Halloween brings out the geezer in me.
November 6, 2007 at 1:36 am (Family, Oak Park)
Tags: Family, geezer, Halloween, Oak Park, rant, trick-or-treat
Is it politically incorrect to say that I think I will make a FABULOUS old lady? Once I’ve gotten to the age when (white, English-speaking) women can get away with much more ludicrous behavior, I am going to have fun. I already know what I’ll be like. I won’t feel propriety restraining me from going with my gut and sitting there on my front porch while the adorable trick-or-treaters come by, crotchety commentary about the kids’ costumes muttered out all the while, handing one piece of nasty orange and black hard candy to each kid, with a devilish look in my eye that says, “I’m keeping the chocolate-almond-caramel truffles inside. Mwahaha.” When the girls approach in their oh-so-clever ‘Dead Bride’ costumes, with lace smattered with fake blood, I’ll bend over, face in hands, mock-sobbing, as I scream about ‘my daughter who was killed on her wedding day!’ to make them realize the traumatizing potential of their garb. I can see it all now.
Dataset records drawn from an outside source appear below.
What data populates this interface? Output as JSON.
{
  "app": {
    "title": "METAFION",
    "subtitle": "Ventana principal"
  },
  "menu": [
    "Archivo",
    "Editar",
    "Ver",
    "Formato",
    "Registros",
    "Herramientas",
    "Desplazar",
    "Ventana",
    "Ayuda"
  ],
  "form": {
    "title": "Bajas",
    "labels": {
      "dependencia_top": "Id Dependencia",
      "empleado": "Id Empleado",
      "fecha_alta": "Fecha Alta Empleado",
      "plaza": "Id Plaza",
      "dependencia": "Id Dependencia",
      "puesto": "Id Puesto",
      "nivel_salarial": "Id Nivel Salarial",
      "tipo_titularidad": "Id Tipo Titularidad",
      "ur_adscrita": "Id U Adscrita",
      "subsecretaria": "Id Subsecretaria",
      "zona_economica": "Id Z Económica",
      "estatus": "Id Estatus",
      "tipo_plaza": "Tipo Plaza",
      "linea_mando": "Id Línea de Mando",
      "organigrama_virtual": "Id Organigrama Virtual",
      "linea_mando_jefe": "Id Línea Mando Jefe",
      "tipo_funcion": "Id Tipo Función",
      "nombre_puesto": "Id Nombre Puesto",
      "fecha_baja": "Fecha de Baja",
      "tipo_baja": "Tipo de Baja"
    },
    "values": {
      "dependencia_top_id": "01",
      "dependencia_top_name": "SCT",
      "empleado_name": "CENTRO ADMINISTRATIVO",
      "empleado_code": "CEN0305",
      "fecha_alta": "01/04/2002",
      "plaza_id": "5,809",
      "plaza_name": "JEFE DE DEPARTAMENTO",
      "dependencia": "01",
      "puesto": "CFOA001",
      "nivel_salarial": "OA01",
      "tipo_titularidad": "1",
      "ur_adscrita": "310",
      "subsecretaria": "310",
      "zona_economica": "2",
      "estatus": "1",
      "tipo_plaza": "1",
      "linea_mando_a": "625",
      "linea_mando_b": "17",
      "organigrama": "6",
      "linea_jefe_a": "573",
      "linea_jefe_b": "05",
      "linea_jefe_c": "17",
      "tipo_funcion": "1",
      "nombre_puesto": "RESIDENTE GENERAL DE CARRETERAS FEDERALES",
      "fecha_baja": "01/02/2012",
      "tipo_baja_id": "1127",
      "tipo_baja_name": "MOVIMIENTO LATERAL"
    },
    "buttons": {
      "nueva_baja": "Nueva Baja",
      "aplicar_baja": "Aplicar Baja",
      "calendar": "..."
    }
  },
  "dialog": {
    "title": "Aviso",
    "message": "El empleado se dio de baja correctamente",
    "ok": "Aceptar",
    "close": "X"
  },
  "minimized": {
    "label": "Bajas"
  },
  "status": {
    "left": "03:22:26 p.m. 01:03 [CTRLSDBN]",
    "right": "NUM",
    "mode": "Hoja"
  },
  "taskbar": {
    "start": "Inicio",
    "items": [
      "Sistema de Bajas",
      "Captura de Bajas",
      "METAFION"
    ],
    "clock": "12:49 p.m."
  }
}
Halloween this year was wonderful. I was home in Oak Park, not on the silly, autumnless West Coast, so there were colorful leaves crunchy underfoot all along the sidewalk, dozens of kids from infancy through high school swarming up and down the block, crisp cool air that gently reminds you to be sensible and put on a sweater if you’re going outside, dearie.
Oak Park does trick-or-treating right. They only allow t-or-t-ing from 4-7 pm, i.e. during daylight. That means the packs of kiddies are concentrated, which not only makes the sidewalks teem beautifully with the wee masses, but also means you can focus on treat distribution and then rest for the evening.
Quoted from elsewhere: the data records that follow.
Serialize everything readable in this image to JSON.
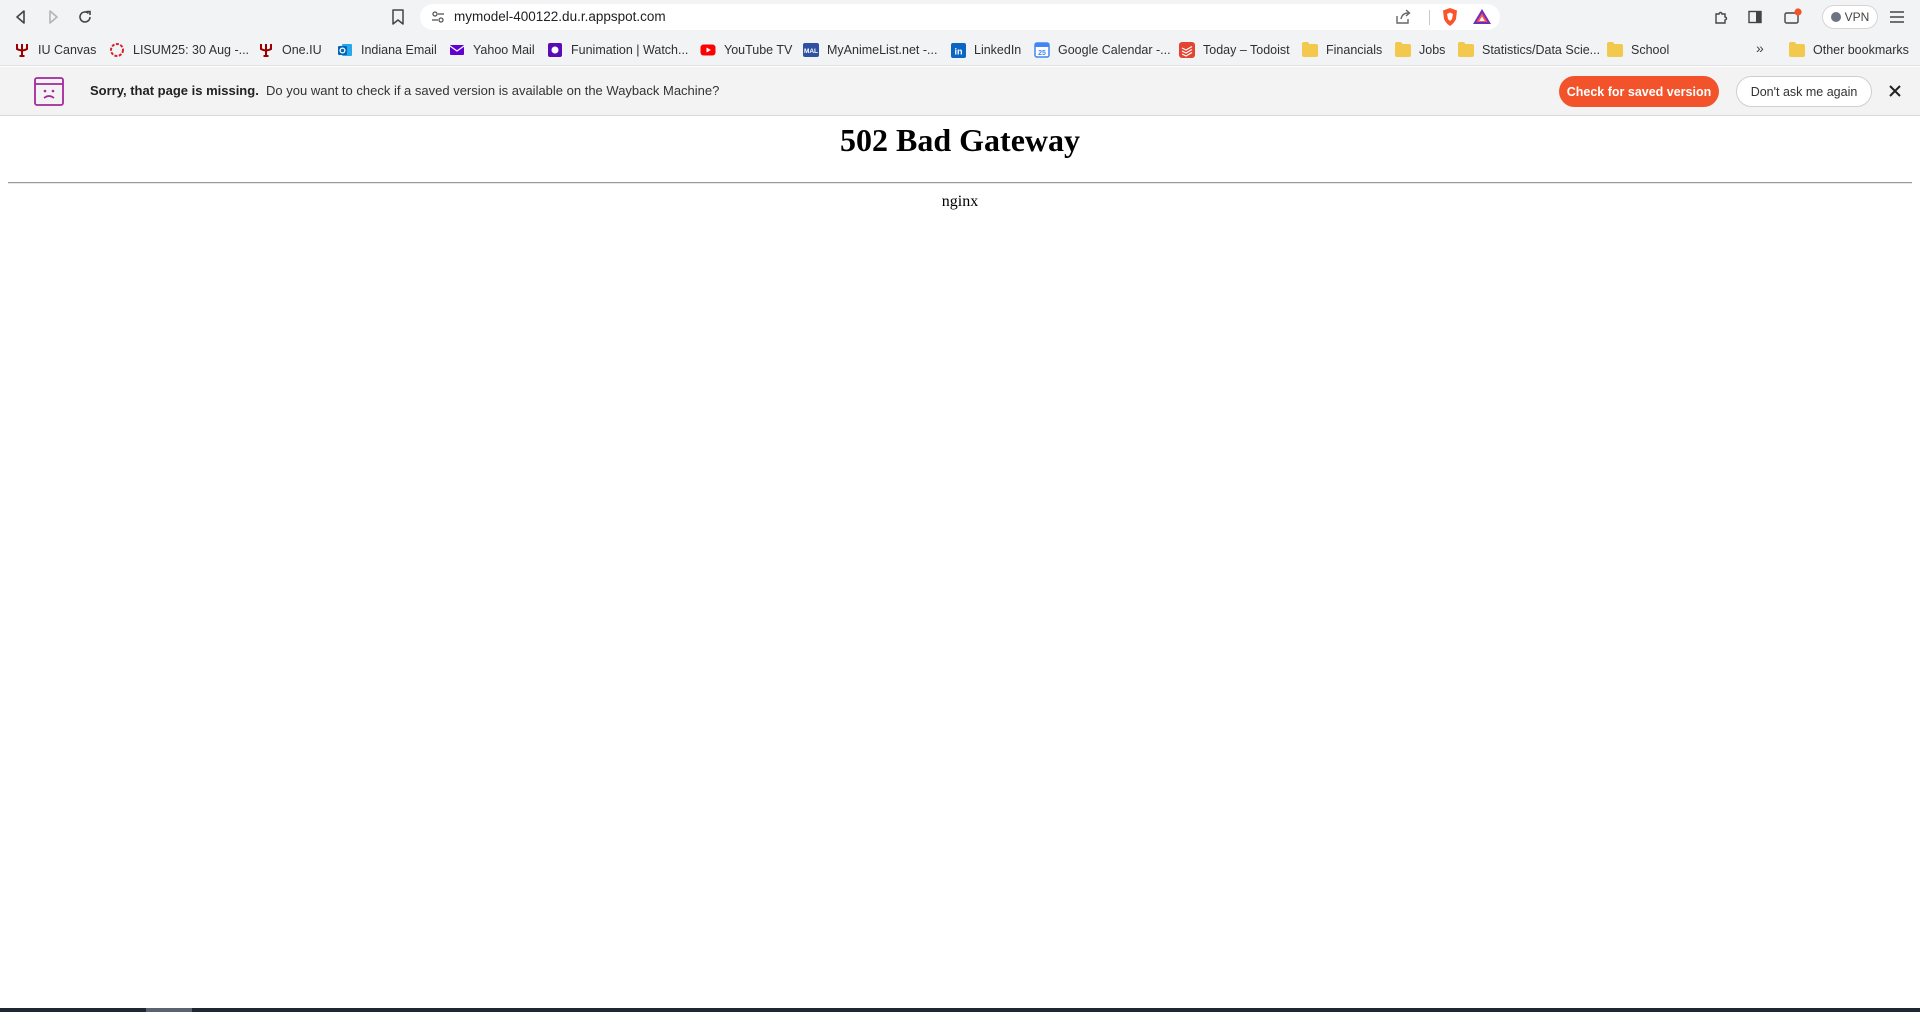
{
  "browser": {
    "url": "mymodel-400122.du.r.appspot.com",
    "vpn_label": "VPN"
  },
  "bookmarks": [
    {
      "label": "IU  Canvas",
      "icon": "iu-trident-icon"
    },
    {
      "label": "LISUM25: 30 Aug -...",
      "icon": "lisum-ring-icon"
    },
    {
      "label": "One.IU",
      "icon": "iu-trident-icon"
    },
    {
      "label": "Indiana Email",
      "icon": "outlook-icon"
    },
    {
      "label": "Yahoo Mail",
      "icon": "yahoo-mail-icon"
    },
    {
      "label": "Funimation | Watch...",
      "icon": "funimation-icon"
    },
    {
      "label": "YouTube TV",
      "icon": "youtube-icon"
    },
    {
      "label": "MyAnimeList.net -...",
      "icon": "mal-icon"
    },
    {
      "label": "LinkedIn",
      "icon": "linkedin-icon"
    },
    {
      "label": "Google Calendar -...",
      "icon": "calendar-icon"
    },
    {
      "label": "Today – Todoist",
      "icon": "todoist-icon"
    },
    {
      "label": "Financials",
      "icon": "folder-icon"
    },
    {
      "label": "Jobs",
      "icon": "folder-icon"
    },
    {
      "label": "Statistics/Data Scie...",
      "icon": "folder-icon"
    },
    {
      "label": "School",
      "icon": "folder-icon"
    }
  ],
  "more_bookmarks": "»",
  "other_bookmarks": "Other bookmarks",
  "infobar": {
    "title": "Sorry, that page is missing.",
    "message": "Do you want to check if a saved version is available on the Wayback Machine?",
    "check_button": "Check for saved version",
    "dont_ask_button": "Don't ask me again",
    "accent_color": "#f2532a"
  },
  "page": {
    "heading": "502 Bad Gateway",
    "server": "nginx"
  }
}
We ran out of candy. Well, candy and pencils: we gave out at least 80 candies, and 70 pencils. (Given a choice, most kids chose pencils, which may be sorry commentary on Oak Park school funding.) We would have run out even earlier if the roving band of high schoolers
hadn’t skipped our house (for whatever reason of herd mentality they were operating by, since my mum was sitting out on the porch waiting to give out the treats). It was pretty desperate: we were getting down to airline crackers and granola bars.
The best costume on the block was a baby as an iPod, a white suit with a black operation panel on her torso, with her mom’s ear buds plugged into the top of her white cap. Pretty cute, even though the technology will be obsolete by the time the baby’s old enough to read the word ‘MENU.’ There were also plenty of Spidermen, Power Rangers (are they even on teevee anymore?), and whatever you’re pretending to be when you just slap an animal-ears-headband on your head and grab a plastic bag to collect the treats. I went as the crazy daughter the mom locks inside while she sits on the porch passing out candy, the one who peers with her big tinted glasses out the front door window at the families as they make their way up the porch steps, smiling to herself and planning her blog post on it all.